SMALL BUSINESS | June 27 – July 3, 2014
By By Stephen Nellis
Staff Writer
When Michael Daoud founded Santa Barbara software firm Visus 20 years ago, America Online launched its first portal onto something called the World Wide Web, letting home users access it for the first time. About a quarter of American homes had computers, and in San Francisco, the first-ever conference on the commercial potential of the Web featured Marc Andreessen, founder of a fledgling startup called Netscape, as a key speaker.
But what really surprises Daoud as Visus prepares to celebrate two decades in business is how little has changed. When he started the firm in 1994, people came to him because they wanted their technology to solve business problems. And despite the rise of cloud-based Web apps, smart phones and tablets, that hasn’t changed.
“The reality of all this — of all the change — is that the fundamentals of building good software are still the same,” Daoud told the Business Times.
Daoud, an immigrant whose family was displaced by fighting in Lebanon, started the company after being laid off by Delco, the electronics division of General Motors. Visus has since grown to serve some of the biggest companies on the South Coast, writing code for Deckers Outdoor Corp. and Network Hardware Resale, among others. It has also helped the county of Santa Barbara with mapping applications and designed the Web-based ordering system for Rusty’s Pizza, the South Coast restaurant chain.
Daoud trained as an engineer, rather than a programmer, and brought with him part of what he calls the “secret sauce” for the company’s success over the years: The conversations that take place before code is ever written. Software needs to solve business problems, so it’s key to understand the business and what that problem is, which might be different from what the customer first asks for. Daoud said many clients come to him after trying another software shop first.
“We have all the key stakeholders come together over several meetings to discuss the problem. Let’s say somebody wants to build a house. If they go straight to a contractor, they’re probably going to get a four-bedroom house that’s not the one they pictured in their head. Unfortunately, there are software companies that go straight to the keyboard,” Daoud said. “There are clients who are all about code and cost, and those aren’t the right clients for us.”
But there’s quite a bit that has changed since 1994. In particular, the use of the Web and mobile technologies in distributing and deploying software has evolved. Users now expect anything with a screen to be able to access their data and run their apps. “It started with consumers, but now it’s moved to business: ‘I’m on my phone or iPad, and I need to see my financials.’ People want to work on any device,” Daoud said.

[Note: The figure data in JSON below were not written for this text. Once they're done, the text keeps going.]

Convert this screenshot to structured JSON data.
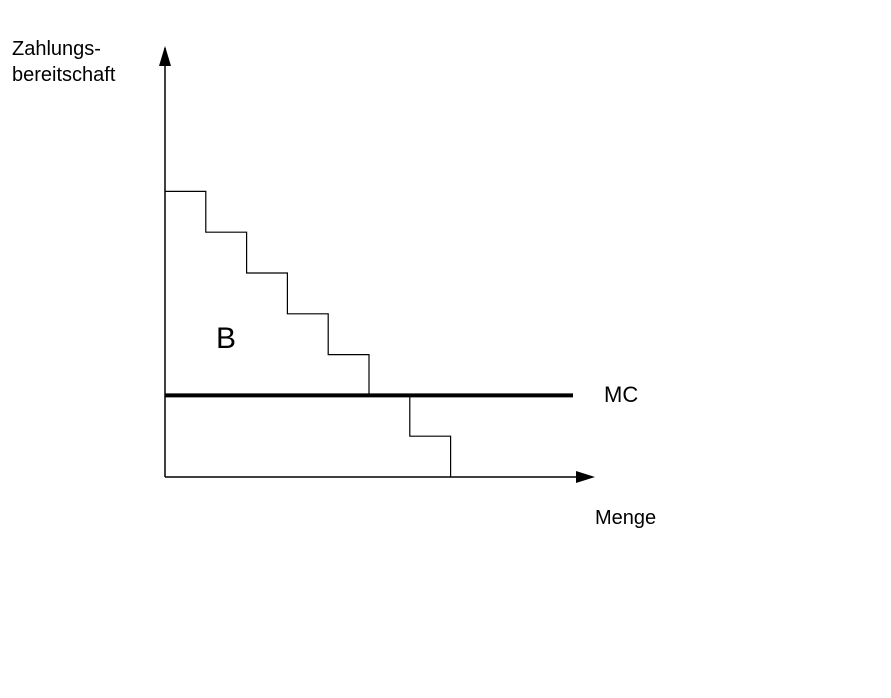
{
  "ylabel_line1": "Zahlungs-",
  "ylabel_line2": "bereitschaft",
  "xlabel": "Menge",
  "mc_label": "MC",
  "area_label": "B",
  "chart_data": {
    "type": "line",
    "title": "",
    "xlabel": "Menge",
    "ylabel": "Zahlungsbereitschaft",
    "series": [
      {
        "name": "",
        "shape": "step",
        "x": [
          0,
          1,
          2,
          3,
          4,
          5,
          6,
          7
        ],
        "y": [
          7,
          6,
          5,
          4,
          3,
          2,
          1,
          0
        ]
      },
      {
        "name": "MC",
        "shape": "horizontal",
        "x": [
          0,
          10
        ],
        "y": [
          2,
          2
        ]
      }
    ],
    "annotations": [
      "B"
    ],
    "xlim": [
      0,
      10.5
    ],
    "ylim": [
      0,
      10
    ],
    "grid": false
  }
}
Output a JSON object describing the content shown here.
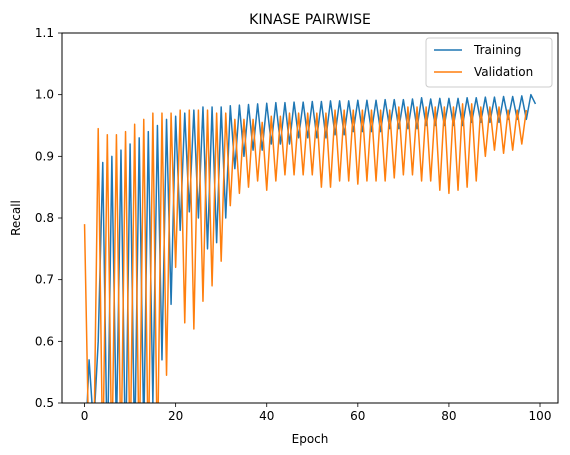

Users often assume that since Web and mobile apps run through browsers and phones, the software is fairly lightweight and most of the work is occurring on servers somewhere using straightforward code. But the apps can actually reach fairly deep into a computer’s hardware resources, even if it’s Web-based, and maintaining different code for desktop browsers, Android and iOS isn’t as simple as it sounds. In some ways, writing Windows-compatible code in the 1990s was simpler.
“It’s actually fairly complex because there are so many more technologies you have to integrate,” Daoud said. “There are all these layers you have to take care of, but it’s interesting because it’s what makes the Web so powerful.”
Another aspect that’s changed is the economy of the South Coast. Daoud recalls when Highway 101 had stoplights at State Street. Some of the firm’s small clients in the 1990s have become very large ones, he said. And the toughest point in the company’s life was 2001, when the bursting of the tech bubble and terrorism dealt a one-two blow.
“The scariest time was just after 9/11. Business just seemed to vanish. As an entrepreneur, those times test you. Percentages and ratios are much bigger when you’re smaller. I decided to stick it out, and here we are,” Daoud said.
These days, Visus is expanding into business intelligence — that is, making sense of the massive amounts of data that companies constantly accumulate to provide insights.
“Business intelligence was a natural progression for us doing a lot of reporting from our applications,” Daoud said. “When you have billions of bytes of data, you have to build cubes of data to get answers out of data in seconds rather than hours. Right now, business intelligence offers management insights into the health of a business. The next step is, how do you take that data and make predictions?”
For the next 20 years, Daoud wants to expand Visus, but not too much.
“My dream is to have a team of 100 to 150 — not bigger,” Daoud said. “I want it to be manageable and nimble. The old saying is ‘Nobody ever got fired for hiring IBM,’ because they were the gold standard. I want that to be the same for Visus.”